More Light--pg 3

The darkness continues for days. And the lights go out altogether. No more daylight hours. Meditation doesn’t do much to take me away, anymore. I’m too gripped with so little sleep, and I start hearing the screams while awake, or while I think I’m awake. Everyday I get a visit from Gabriel or Mike or the other dark-haired guard twice. They bring the MREs and don’t say a word. I wait and watch for the beautiful sight of the flashlight marching down the hallway. It’s the only light I know anymore.

From time to time, they haul a body down the corridor. From time to time, they a shot can be heard echoing through the halls. Moaning. Hysterical laughter. And the fucking screams.

I eat the MREs, gobble them down, without knowing what it is they’re supposed to be. Sometimes I taste what is surely supposed to be peanut butter, and there is the texture of processed meat, but very little individual tastes without seeing it.

Finally, I can see the flashlight getting brighter and brighter and I get ready for my one pleasure of the day, eating the beige-tasting food.

“Stand up,” Gabriel says. “You’re coming with me.”

We march past the cells, many empty, all smelling and dark. We get to his office, which is lit by a lantern.

“You remember the bus stop?” Gabriel says to me, sitting behind his desk.

“Yeah. Cold mornings. Dreading school. That bus stop?”

“You remember the day that The older kid was going to kick my ass? He said I looked at him dirty and he was going to kick my ass for it?”

“No.”

“You up and hit him. You don’t remember that?”

“Gabriel,” I say, “I can’t remember all the people I hit. My temper has ruled my life. It’s always come easy to me to hit someone.”

“Well, you hit this guy on this day.”

“It could have been you,” I say. “I could have easily taken his side and hit you, Gabriel.”

“You didn’t. He was the bigger guy and you hit him for me.”

“If you had been bigger, I’d have hit you.”

I can hardly see his face for all the shadows in the room. “Well, I never forgot it. I wanted to thank you.”
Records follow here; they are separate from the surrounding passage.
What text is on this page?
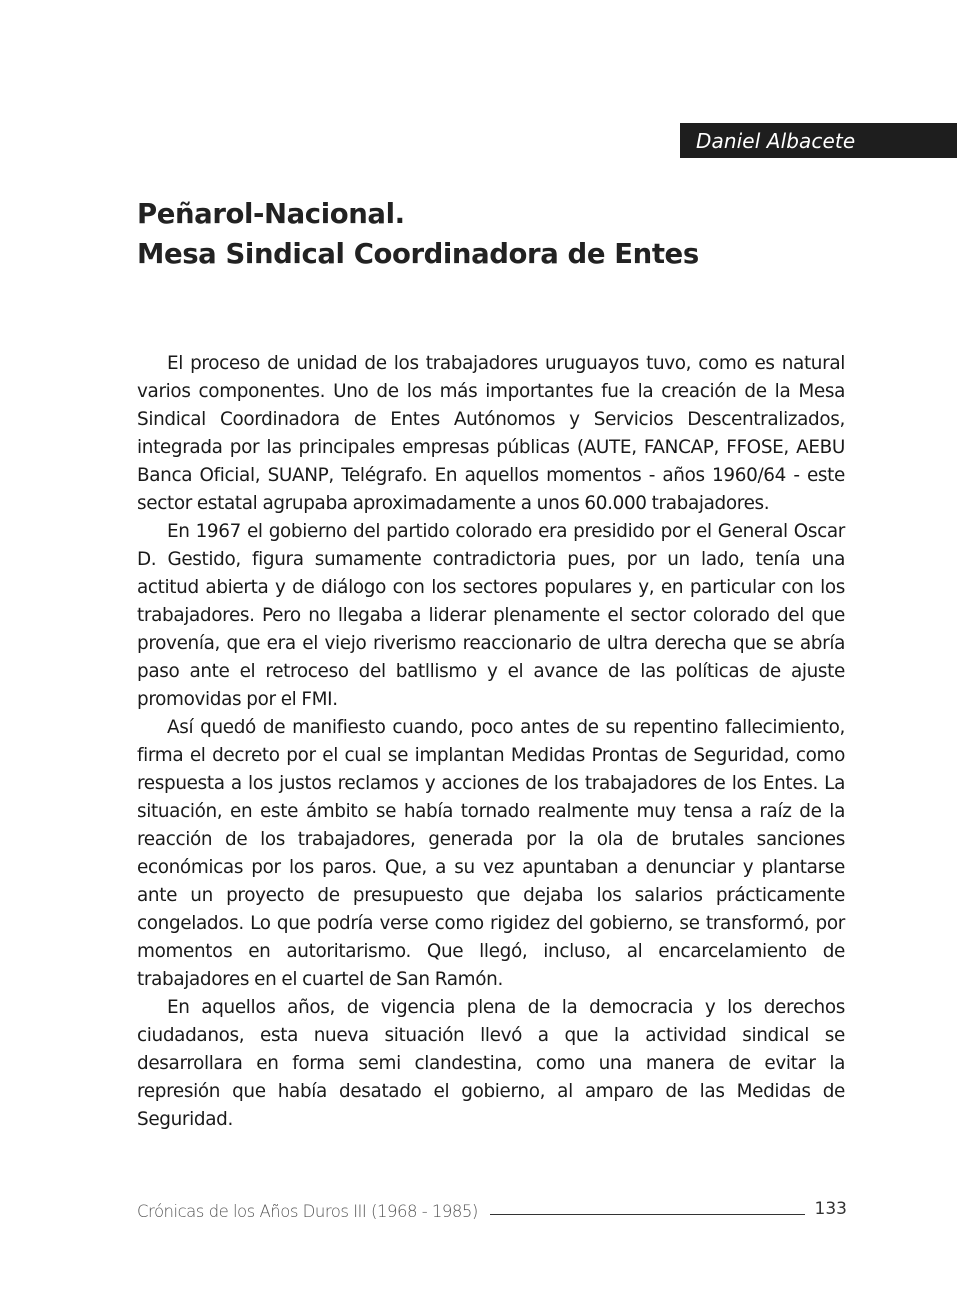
Daniel Albacete
Peñarol-Nacional.
Mesa Sindical Coordinadora de Entes

El proceso de unidad de los trabajadores uruguayos tuvo, como es natural varios componentes. Uno de los más importantes fue la creación de la Mesa Sindical Coordinadora de Entes Autónomos y Servicios Descentralizados, integrada por las principales empresas públicas (AUTE, FANCAP, FFOSE, AEBU Banca Oficial, SUANP, Telégrafo. En aquellos momentos - años 1960/64 - este sector estatal agrupaba aproximadamente a unos 60.000 trabajadores.

En 1967 el gobierno del partido colorado era presidido por el General Oscar D. Gestido, figura sumamente contradictoria pues, por un lado, tenía una actitud abierta y de diálogo con los sectores populares y, en particular con los trabajadores. Pero no llegaba a liderar plenamente el sector colorado del que provenía, que era el viejo riverismo reaccionario de ultra derecha que se abría paso ante el retroceso del batllismo y el avance de las políticas de ajuste promovidas por el FMI.

Así quedó de manifiesto cuando, poco antes de su repentino fallecimiento, firma el decreto por el cual se implantan Medidas Prontas de Seguridad, como respuesta a los justos reclamos y acciones de los trabajadores de los Entes. La situación, en este ámbito se había tornado realmente muy tensa a raíz de la reacción de los trabajadores, generada por la ola de brutales sanciones económicas por los paros. Que, a su vez apuntaban a denunciar y plantarse ante un proyecto de presupuesto que dejaba los salarios prácticamente congelados. Lo que podría verse como rigidez del gobierno, se transformó, por momentos en autoritarismo. Que llegó, incluso, al encarcelamiento de trabajadores en el cuartel de San Ramón.

En aquellos años, de vigencia plena de la democracia y los derechos ciudadanos, esta nueva situación llevó a que la actividad sindical se desarrollara en forma semi clandestina, como una manera de evitar la represión que había desatado el gobierno, al amparo de las Medidas de Seguridad.

Crónicas de los Años Duros III (1968 - 1985)	133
“No problem,” I say. “Can you tell me what’s going on yet?”

“Listen,” he says. “I’m going to ask you the same question I asked you last time. Do you want to live or not?”

“I don’t see why I should change my answer now,” I say.

“Okay,” he says and he starts to stand up.

“No, no,” I say. “You don’t just stand up and leave. You tell me what the hell is going on out there that it’s okay for us to suffer and die like this.”

“Are you losing your temper now?” he asks.

And, amazingly, I’m not. I’m not seeing red. I’m don’t feel my muscles quickening. I feel absolutely nothing. “No,” I say.

“I’m saving you by not telling you,” he says. And then he laughs a terrible half-cry. “I’m your fucking savior, now.”

“I’m coming with you?”

He shakes his head.

“For Christ’s sake, tell me, Gabriel.”

“I won’t. I won’t do it to you.”

“Nuclear war? An asteroid? The apocalypse? What the fuck is going on out there?”

“If that’s what you think, I want you to go on thinking that,” he says. “What is happening out there is millions of times worse than that.”

“Tell me.”

He bends down and bends towards me. He’s small, weak, frail, and I see the boy at the bus stop. I feel his breath right on my face, and he says quietly, “I’m saving you. I’m saving you by not telling you.”

Then he stands upright again, and I see the prison guard that he has become. “We’re not taking anyone. We’re leaving now. I can put you in the largest cell we have. I can give you the rest of the MREs. That’s all.”

“You can’t just let me the fuck go?”

“I told you,” he says. “I’m saving you by keeping you in here. I’m repaying the favor, now.”

“Will I live in here?”

He shakes his head. “Not long.”

“Why not let me go?”

“I’ll take you to your cell,” he says. “And I’ll ask the question one more time,” he says while he puts his hand on his gun.

“Don’t bother with that,” I say. “You know my answer. Just do something for me.”

“What?”

“Leave this lantern with me. I’m sick of being in the dark.”